Despite her regular commissions and the magnificence of her designs, success did not come easily in a male-dominated profession. She was not listed as architect on many of her buildings and her name did not achieve the recognition of many of her peers such as Frank Lloyd Wright and Irving Gill. 

Today all six of her public structures within the park are included in the Mary Jane Colter National Landmark District or have National Landmark Properties status.  More people tour a Mary Jane Colter creation in a single busy weekend than visit some of Frank Lloyd Wright’s most famous sites in a year. A satisfying thought.

Endless vista
We go to the large dining room, combining rustic wooden panels with ornate light fittings, intimate alcoves and tables to accommodate a dozen or more people. We eat excellent steak with fries and salad and share a rainbow sorbet, at a very reasonable price. I note how our fellow diners wrap up in multiple layers as they leave, discussing how cold the weather has become. I buy a pair of bright Navajo patterned socks from the excellent shop (the closest I get to taking home Indian weaving).


We find the car and start to find our way back in the intense darkness to Yavapai Lodge.
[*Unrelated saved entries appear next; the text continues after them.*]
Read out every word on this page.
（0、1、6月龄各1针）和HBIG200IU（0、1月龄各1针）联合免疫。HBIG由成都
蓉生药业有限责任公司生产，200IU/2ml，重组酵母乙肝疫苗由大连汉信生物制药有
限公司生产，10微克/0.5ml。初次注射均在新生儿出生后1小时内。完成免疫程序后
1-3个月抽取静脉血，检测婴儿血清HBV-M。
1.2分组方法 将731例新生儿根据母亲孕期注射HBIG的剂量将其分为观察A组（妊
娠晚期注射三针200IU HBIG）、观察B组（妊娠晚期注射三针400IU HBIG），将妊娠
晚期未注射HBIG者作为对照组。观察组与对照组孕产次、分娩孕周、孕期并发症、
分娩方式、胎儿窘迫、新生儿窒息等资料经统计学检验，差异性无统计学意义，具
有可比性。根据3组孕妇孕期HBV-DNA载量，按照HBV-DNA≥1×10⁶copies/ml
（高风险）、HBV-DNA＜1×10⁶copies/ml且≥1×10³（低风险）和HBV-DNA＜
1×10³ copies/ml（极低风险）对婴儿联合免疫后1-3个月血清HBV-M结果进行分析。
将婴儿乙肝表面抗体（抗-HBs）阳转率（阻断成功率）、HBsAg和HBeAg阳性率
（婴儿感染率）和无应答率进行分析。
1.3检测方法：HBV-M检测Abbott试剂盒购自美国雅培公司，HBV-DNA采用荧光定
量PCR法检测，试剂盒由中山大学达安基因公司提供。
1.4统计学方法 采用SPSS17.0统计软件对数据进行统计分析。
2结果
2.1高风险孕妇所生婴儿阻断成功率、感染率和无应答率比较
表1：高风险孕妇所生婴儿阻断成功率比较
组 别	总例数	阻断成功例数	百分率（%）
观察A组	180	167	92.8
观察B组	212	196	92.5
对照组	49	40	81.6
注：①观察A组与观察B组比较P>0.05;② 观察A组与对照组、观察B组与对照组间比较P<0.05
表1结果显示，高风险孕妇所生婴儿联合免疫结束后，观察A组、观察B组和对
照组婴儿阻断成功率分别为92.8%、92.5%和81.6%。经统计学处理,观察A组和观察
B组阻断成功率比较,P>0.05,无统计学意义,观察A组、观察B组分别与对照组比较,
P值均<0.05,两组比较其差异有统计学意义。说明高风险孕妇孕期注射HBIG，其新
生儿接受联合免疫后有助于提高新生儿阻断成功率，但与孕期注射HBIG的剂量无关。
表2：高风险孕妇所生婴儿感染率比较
Our Garmin lady descends into a semi-hysterical babble, trying to guide us on to non-existent roads, one way streets and dead ends. As she tries to persuade us to turn right onto the railroad track, I consign her to the glove compartment and just as we think we shall have to resort to navigating by the stars, we spot signs that relate to the rather vague map and triumphantly locate the lodge. After a warming glass of red wine, to compensate for lack of night attire, we go to bed.

All photographs by Sandi Rhys Jones, except for portrait of Mary Jane Colter, from the National Parks Archive.